When you ask someone what is masculine and what is feminine, they usually have a simple formula.
They take a list of what they like, decide if they are masculine or feminine, and then match the list to their personal identification.
For example, if they identify as a woman and love to participate in sports, then participating in sports is a feminine thing, or at least a gender neutral thing.
The converse is often also true. If they identify as a man and don’t like engaging their own feelings, then engaging one’s own feelings is a feminine thing.
This formula is what make it so difficult to try and quantify masculine vs feminine. Say, for example, that women like colour and someone is bound to say “Well, I’m a woman and I don’t like colour, so you are wrong!”
We police identity by policing those who attempt to find commonalities that may include us where we don’t want to be included or separate us from where we do want to be included.
Gender, in the way that it is portrayed in the media, especially commercial media, is usually seen as being based in symbol rather than in meaning. We learn early that to be effective in the system of gender we have to wrap ourselves in gendered symbols, from clothing to speech patterns.
In this model, gender isn’t something essential, something deep within us that we can’t lose, something we are centred and confident about. Instead, gender is something to be earned by effective performance, something we are rewarded for doing well and punished for not doing well.

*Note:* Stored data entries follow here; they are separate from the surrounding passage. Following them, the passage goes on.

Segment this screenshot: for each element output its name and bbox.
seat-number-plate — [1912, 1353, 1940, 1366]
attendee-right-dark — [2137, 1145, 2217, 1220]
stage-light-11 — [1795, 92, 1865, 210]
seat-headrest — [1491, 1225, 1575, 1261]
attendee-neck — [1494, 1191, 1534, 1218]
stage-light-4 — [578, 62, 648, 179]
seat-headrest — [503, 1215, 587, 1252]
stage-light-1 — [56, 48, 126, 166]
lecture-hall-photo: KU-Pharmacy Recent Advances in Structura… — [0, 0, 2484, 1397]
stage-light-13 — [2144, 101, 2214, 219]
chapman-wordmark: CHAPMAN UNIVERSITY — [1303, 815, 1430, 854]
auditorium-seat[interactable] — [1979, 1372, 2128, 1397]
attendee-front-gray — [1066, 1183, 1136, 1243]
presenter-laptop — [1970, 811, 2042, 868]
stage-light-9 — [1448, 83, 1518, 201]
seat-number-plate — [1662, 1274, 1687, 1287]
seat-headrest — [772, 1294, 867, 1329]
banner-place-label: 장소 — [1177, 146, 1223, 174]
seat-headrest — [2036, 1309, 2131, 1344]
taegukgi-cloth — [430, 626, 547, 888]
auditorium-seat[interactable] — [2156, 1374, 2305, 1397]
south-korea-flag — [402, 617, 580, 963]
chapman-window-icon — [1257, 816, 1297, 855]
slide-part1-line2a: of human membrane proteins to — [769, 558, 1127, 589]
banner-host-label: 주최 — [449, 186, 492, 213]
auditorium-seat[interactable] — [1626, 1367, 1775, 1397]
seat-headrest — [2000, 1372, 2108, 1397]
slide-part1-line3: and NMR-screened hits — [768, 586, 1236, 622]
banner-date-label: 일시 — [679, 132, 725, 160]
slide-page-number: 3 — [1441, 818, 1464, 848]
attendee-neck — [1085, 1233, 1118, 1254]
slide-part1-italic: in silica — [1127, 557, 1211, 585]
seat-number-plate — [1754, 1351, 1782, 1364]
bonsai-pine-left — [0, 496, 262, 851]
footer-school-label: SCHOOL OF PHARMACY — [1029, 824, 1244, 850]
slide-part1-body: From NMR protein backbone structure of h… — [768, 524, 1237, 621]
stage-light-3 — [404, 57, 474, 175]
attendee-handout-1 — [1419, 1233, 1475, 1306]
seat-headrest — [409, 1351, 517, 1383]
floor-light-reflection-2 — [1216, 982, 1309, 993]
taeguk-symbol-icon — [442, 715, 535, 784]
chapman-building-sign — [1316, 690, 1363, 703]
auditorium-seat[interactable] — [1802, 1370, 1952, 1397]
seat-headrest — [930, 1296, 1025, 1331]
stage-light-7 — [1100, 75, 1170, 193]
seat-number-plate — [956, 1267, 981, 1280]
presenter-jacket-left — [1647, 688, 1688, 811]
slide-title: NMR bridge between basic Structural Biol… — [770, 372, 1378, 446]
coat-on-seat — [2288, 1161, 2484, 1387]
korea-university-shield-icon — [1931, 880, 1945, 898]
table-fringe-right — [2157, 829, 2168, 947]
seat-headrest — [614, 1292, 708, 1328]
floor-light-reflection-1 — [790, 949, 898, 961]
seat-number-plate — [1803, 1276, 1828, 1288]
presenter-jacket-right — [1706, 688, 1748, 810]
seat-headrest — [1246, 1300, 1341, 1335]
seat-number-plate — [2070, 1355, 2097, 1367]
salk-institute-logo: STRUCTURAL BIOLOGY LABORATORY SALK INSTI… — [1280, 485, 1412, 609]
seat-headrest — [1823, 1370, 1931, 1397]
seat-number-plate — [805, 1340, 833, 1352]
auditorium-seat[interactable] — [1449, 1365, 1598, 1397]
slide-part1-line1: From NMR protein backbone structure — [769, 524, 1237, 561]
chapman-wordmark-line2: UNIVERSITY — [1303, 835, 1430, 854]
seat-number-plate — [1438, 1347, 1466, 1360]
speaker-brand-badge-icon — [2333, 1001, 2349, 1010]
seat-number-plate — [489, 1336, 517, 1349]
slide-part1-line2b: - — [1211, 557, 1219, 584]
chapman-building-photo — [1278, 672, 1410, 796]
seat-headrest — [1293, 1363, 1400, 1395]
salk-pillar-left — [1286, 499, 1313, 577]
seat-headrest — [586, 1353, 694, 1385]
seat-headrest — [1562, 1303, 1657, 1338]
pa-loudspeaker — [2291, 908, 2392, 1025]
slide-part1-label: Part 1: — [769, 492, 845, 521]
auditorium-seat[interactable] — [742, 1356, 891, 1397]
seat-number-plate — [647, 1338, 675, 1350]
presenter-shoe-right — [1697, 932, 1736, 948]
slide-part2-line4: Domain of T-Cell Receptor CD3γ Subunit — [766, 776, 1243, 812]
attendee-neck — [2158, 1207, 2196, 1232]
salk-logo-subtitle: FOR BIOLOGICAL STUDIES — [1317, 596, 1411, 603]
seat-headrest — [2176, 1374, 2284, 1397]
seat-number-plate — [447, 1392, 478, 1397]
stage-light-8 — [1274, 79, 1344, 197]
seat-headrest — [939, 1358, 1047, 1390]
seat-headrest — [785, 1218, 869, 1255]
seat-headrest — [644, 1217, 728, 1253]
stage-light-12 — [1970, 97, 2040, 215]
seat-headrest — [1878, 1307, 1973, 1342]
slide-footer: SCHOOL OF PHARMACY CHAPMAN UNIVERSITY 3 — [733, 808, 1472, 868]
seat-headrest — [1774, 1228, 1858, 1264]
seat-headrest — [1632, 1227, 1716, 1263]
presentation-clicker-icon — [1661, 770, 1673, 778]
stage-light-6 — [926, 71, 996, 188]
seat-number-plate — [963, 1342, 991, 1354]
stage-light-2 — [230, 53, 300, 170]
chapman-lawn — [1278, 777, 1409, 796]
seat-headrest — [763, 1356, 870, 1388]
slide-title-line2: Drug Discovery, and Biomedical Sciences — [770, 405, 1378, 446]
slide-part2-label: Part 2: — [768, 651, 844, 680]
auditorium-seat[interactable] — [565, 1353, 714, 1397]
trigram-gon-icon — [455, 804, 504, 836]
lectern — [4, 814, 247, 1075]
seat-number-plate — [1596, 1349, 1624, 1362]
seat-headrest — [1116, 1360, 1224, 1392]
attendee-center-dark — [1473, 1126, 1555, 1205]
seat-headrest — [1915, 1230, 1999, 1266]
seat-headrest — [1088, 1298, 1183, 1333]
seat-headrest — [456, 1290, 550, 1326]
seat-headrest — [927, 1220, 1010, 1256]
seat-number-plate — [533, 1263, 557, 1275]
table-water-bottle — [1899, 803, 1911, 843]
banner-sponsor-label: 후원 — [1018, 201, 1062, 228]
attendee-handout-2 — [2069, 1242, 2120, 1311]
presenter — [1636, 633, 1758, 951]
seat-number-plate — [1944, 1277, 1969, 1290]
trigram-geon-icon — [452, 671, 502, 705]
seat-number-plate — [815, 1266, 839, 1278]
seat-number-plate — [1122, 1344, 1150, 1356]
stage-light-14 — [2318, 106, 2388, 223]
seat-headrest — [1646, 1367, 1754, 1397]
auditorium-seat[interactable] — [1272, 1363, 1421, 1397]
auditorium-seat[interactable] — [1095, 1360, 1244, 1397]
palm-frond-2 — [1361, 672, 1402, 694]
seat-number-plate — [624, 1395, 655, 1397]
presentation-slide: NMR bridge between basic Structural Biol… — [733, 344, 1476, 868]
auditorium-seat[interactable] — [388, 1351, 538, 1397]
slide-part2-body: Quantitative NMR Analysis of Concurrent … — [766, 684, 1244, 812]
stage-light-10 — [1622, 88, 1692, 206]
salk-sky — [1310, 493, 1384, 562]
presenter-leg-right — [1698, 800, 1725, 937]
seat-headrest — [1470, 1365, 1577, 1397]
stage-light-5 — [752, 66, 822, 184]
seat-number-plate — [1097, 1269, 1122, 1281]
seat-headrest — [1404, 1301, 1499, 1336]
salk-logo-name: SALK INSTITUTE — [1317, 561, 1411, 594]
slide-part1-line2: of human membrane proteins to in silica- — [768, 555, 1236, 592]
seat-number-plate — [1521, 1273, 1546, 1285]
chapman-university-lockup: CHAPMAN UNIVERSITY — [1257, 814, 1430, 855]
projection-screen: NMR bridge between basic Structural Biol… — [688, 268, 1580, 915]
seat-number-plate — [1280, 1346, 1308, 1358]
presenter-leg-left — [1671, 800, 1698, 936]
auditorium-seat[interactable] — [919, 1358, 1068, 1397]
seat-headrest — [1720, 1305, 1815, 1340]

If someone even hints that something we do, something we love, isn’t manly or womanly enough, well, that’s plenty of reason to hit them hard to try and silence them. “I love it, and I am a _____ so clearly, it’s a very ______ thing!”
To me, gender isn’t symbol, gender is meaning. Gender isn’t the simple story of our choices, rather it is the poetry that underlies those choices, the essential us. Anyone can do anything — change a tire, cook a dinner, plow a field, brush hair, whatever — but their heart is still their heart.
When we see gender as symbol rather than meaning we miss the power in the hearts of those around us. Some people born female who love men are great firefighters, and some people born male who love women are amazing at caring for infants. A binary, heterosexist compulsory gender system enforced by shaming non-normative performance doesn’t ever let those people just give the most of what they love, what they are passionate about, what is in their heart.
The defence of our own gender performance often make it very hard for us to identify masculine and feminine traits that cut across the simple binary of reproductive biology. We end up not being able to discuss gendered hearts in any profound or meaningful way because we feel the need to defend our own choices and the choices of others around us.
For me, there is nothing more important when meeting someone than to see the meaning, the poetry, the attitude, the truth contained in their heart. I know that the essence of who they are is inside of them, not in the symbols they have wrapped themselves with. And I know that a big part of my work is helping them feel safe to own that meaning rather than fearing they will be creamed for doing their assigned gender role “wrong.”
Very often, though, the moment someone suggests that gender might not be simple and binary, when someone hints that part of us may be masculine or feminine, contrary to the role we work so hard to portray, we end up kicking. Why can’t wearing a dress be masculine? Why can’t arm wrestling be feminine? What are you, some kind of gendered bigot?
We become bound up in defending our choices as appropriate for the gender role we have been assigned, working to extend the range of available symbol. So what if this means we can never really explore the tender masculine and feminine portions of our own heart, can never work to find a vibrant balance? At least it means we don’t have to have our own gender role challenged at all!
I have experienced a wide range of these moments when people felt the need to try and erase gender differences to justify their own choices as appropriate and good. Every time I have been frustrated by this defence because it shut down the opportunity to actually gain a deeper, shared understanding of the poetry of gender, of the way our hearts really do find a unique way to blend the masculine and feminine to give us special insight and power.
People defend their gendered choices as one or the other in order to stay proper in the world of gender and I understand why they do that. Compulsory gendering is brutal.
When they do that, though, they put up walls that stop them from seen and acknowledging the continuous common humanity that runs though every heart. They put up walls that stop us from really bringing out what we do have inside, choosing instead to work to only bring out what they have been told that they should have inside.
I really want to be able to discuss the poetry and meaning in gender without getting bound up in the symbols around gender that we can so easily feel the need to defend, moving and bending walls rather than seeing how they are just illusions, just separations without meaning.
Being a bull about gendered symbol, from either side, demanding that meaning be what you say it is rather than working to find common ground, is just something I have never, ever been very good at. Personally, I believe that inability is rooted in my own gendered heart.
But I know it’s not something I can easily talk about without many seeing a red flag, pawing the ground and ramping up to defend their own choices, their own position.
In my experience, though, that just leaves us genderbound.